July 25, 2010 — 9:12 am
Sean Purcell says:
Twenty years ago I began to think, and I quickly shunned religion. I came to view the story of Cain and Abel as yet another children’s story of fear and obedience foisted upon those who live in fear. But I never took it all the way to incomparable gift from Cain and victims of Abel. You continue to open doors that twist, then free the mind. Thank you.
July 31, 2010 — 11:14 am
Greg Swann says:
Thanks, Sean.
Everything we have of the history of the Mediterranean can be read as reactions and counter-reactions to the Greeks. Judaism is literally the answer to the question, “How you gonna keep ’em down in the schul after they’ve seen Athens?” Saul of Tarsus struck a more rational — that is, less pious — bargain for the Christians, but Mohammed and his successors realized that it’s one or the other: People who have learned the benefit of questioning everything turn out to be pretty bad at unquestioning obedience to unprovable dogma.
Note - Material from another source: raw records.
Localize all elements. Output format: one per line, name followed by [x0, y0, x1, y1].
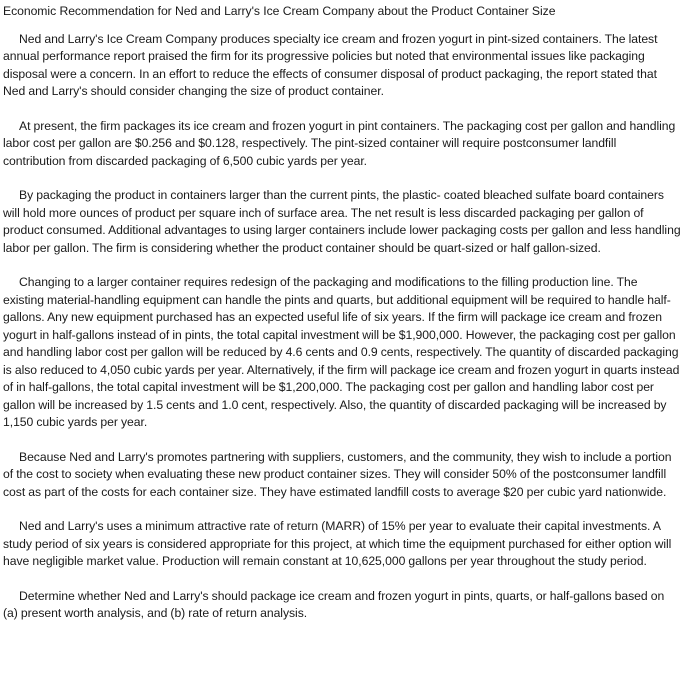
document-title: Economic Recommendation for Ned and Larry's Ice Cream Company about the Product Container Size	[3, 4, 556, 18]
paragraph-landfill-cost: Because Ned and Larry's promotes partnering with suppliers, customers, and the community, they wish to include a portion of the cost to society when evaluating these new product container sizes. They will consider 50% of the postconsumer landfill cost as part of the costs for each container size. They have estimated landfill costs to average $20 per cubic yard nationwide.	[3, 449, 672, 499]
paragraph-company-background: Ned and Larry's Ice Cream Company produces specialty ice cream and frozen yogurt in pint-sized containers. The latest annual performance report praised the firm for its progressive policies but noted that environmental issues like packaging disposal were a concern. In an effort to reduce the effects of consumer disposal of product packaging, the report stated that Ned and Larry's should consider changing the size of product container.	[3, 31, 658, 98]
paragraph-pint-costs: At present, the firm packages its ice cream and frozen yogurt in pint containers. The packaging cost per gallon and handling labor cost per gallon are $0.256 and $0.128, respectively. The pint-sized container will require postconsumer landfill contribution from discarded packaging of 6,500 cubic yards per year.	[3, 118, 676, 168]
paragraph-marr-study-period: Ned and Larry's uses a minimum attractive rate of return (MARR) of 15% per year to evaluate their capital investments. A study period of six years is considered appropriate for this project, at which time the equipment purchased for either option will have negligible market value. Production will remain constant at 10,625,000 gallons per year throughout the study period.	[3, 519, 672, 568]
paragraph-larger-containers: By packaging the product in containers larger than the current pints, the plastic- coated bleached sulfate board containers will hold more ounces of product per square inch of surface area. The net result is less discarded packaging per gallon of product consumed. Additional advantages to using larger containers include lower packaging costs per gallon and less handling labor per gallon. The firm is considering whether the product container should be quart-sized or half gallon-sized.	[3, 188, 681, 255]
paragraph-question: Determine whether Ned and Larry's should package ice cream and frozen yogurt in pints, quarts, or half-gallons based on (a) present worth analysis, and (b) rate of return analysis.	[3, 588, 665, 620]
paragraph-container-options: Changing to a larger container requires redesign of the packaging and modifications to the filling production line. The existing material-handling equipment can handle the pints and quarts, but additional equipment will be required to handle half- gallons. Any new equipment purchased has an expected useful life of six years. If the firm will package ice cream and frozen yogurt in half-gallons instead of in pints, the total capital investment will be $1,900,000. However, the packaging cost per gallon and handling labor cost per gallon will be reduced by 4.6 cents and 0.9 cents, respectively. The quantity of discarded packaging is also reduced to 4,050 cubic yards per year. Alternatively, if the firm will package ice cream and frozen yogurt in quarts instead of in half-gallons, the total capital investment will be $1,200,000. The packaging cost per gallon and handling labor cost per gallon will be increased by 1.5 cents and 1.0 cent, respectively. Also, the quantity of discarded packaging will be increased by 1,150 cubic yards per year.	[3, 275, 680, 429]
I think it is completely reasonable to say that Islam is the anti-Hellenic counter-revolution — not just back then, but always and forever. In all three cases, members of the three churches of Abraham give cash and lip-service to Abel, but they survive by living in Cain’s world. It’s the schism — I claim to believe in the customs and traditions of Abel, but my life depends on my actual observance of the rationality of Cain — that makes people nuts. Sayyid Qutb invented the creed we call Islamofascism when he could not reconcile his life in graduate school in Colorado with his faith. And that much is Cain’s fault, not understanding how much the proper use of the human mind is a topic of devotion. The result is that, even though Abel is risible, he still manages to rule millions of otherwise rational minds.